3. Ramp down to afternoon lull
Observation: After lunch my revenues steadily decrease to a low of $431 between 18:00-19:00, at which point they approximately sustain a staff level of 9.
Reasoning: Observing numbers in the calculated columns for rows ‘hourOfDay’ from 13 to 18.
Action: I will plan my shifts around this profile and taper off the staff members working during the afternoon to maintain hourly profits. This means that I might have to be a little creative around shift patterns, but this will give a clear financial benefit.
4. Evening peak
Observation: My revenues peak again in the evening between 20:00 and 21:00, during which time I can sustain approximately 14 members of staff.
Reasoning: Observing number in the calculated columns for rows ‘hourOfDay’ from 19 to 21.
Conclusion: I need to ensure that I have enough staff on hand to manage this second peak and maintain service levels, so I might actually decide to keep staff on site but plan breaks over the previous lull to maintain hourly profitability.

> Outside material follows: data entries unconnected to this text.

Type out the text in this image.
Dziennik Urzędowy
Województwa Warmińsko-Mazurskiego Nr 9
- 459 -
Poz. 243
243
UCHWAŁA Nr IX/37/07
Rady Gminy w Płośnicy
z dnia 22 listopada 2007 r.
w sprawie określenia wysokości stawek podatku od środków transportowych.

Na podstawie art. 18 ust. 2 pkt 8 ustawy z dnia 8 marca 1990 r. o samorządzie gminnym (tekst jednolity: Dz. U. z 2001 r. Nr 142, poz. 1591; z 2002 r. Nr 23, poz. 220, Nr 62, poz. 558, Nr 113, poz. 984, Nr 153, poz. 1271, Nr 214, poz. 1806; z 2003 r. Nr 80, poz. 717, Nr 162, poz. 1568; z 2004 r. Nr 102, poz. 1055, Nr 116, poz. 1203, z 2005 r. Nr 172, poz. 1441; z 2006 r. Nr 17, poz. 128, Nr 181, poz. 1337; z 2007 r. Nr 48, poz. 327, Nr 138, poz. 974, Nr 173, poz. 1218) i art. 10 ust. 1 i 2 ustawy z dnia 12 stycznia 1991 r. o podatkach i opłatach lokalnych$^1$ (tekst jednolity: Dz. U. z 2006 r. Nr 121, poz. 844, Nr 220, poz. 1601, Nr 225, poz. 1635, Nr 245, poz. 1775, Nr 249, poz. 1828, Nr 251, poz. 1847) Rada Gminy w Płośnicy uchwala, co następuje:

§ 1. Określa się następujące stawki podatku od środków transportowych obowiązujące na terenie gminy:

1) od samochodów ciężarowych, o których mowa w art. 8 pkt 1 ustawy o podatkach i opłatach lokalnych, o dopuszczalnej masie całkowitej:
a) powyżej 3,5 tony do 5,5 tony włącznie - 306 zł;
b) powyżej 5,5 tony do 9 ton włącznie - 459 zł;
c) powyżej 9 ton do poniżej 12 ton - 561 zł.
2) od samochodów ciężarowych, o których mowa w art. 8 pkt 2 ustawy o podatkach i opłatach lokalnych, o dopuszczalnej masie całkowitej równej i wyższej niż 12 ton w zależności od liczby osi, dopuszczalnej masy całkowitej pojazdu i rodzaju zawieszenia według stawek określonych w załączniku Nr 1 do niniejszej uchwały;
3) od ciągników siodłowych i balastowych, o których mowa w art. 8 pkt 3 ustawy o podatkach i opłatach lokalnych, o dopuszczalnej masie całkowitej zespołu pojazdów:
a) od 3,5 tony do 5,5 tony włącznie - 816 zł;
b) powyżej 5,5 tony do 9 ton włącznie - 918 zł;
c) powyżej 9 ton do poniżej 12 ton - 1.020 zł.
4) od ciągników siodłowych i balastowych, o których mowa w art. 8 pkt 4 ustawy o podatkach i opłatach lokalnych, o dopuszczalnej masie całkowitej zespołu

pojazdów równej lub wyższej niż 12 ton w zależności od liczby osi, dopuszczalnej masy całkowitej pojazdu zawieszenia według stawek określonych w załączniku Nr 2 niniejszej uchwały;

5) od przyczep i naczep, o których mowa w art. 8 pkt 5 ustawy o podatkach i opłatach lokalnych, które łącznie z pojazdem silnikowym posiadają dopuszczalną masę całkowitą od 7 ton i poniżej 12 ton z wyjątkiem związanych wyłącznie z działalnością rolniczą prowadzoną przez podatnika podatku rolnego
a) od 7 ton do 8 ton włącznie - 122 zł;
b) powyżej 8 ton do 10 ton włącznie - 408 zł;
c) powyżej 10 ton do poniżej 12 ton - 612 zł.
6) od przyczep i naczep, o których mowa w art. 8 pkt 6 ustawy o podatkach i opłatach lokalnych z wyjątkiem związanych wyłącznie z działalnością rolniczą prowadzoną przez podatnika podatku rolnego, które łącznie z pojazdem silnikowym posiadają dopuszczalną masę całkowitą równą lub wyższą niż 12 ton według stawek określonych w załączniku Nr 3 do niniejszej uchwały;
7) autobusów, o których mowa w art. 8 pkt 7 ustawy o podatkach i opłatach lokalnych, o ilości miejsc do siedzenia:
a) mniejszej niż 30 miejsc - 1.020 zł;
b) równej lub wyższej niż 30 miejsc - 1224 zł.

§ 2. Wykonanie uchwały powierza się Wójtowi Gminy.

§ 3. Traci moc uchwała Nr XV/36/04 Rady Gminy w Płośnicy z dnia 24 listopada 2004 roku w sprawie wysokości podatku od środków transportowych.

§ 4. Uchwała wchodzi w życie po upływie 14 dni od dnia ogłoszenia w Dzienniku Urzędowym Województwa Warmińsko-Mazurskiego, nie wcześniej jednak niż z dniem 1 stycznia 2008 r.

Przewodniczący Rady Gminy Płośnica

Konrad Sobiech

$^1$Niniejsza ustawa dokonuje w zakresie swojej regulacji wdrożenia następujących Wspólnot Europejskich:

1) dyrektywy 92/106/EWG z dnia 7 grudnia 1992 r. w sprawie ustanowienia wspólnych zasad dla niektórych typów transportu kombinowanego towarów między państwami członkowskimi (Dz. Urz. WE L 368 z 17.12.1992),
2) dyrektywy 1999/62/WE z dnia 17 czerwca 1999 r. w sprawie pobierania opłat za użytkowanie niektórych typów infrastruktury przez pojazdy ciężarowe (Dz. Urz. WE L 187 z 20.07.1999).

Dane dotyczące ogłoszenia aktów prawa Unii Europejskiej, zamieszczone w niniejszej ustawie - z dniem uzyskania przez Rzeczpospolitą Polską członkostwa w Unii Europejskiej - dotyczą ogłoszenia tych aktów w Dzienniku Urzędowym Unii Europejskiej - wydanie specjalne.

This will prevent me having to schedule additional short shift to cover it.
5. Closing time
Observation: It appears that my closing time for this venue is 22:00 as I have only made sales past this point on one occasion. My sales between 21:00 and 22:00 are strong and can sustain nearly 11 members of staff.
How I know this: The ‘Zero Data’ column in the ‘hourOfDay’ = 22 row shows me that 13 of the 14 weeks had no sales in this hour. The ‘dayOfWeekPercentage’ shows me that I make 6.1% of my daily sales in this hour.
Conclusion: As sales still appear to be strong between 21:00-22:00, this implies that my venue is still pretty full and potentially could sustain more sales later into the evening. I would investigate the potential for opening later, either within existing permitted conditions or potentially consider an application for later trading if possible.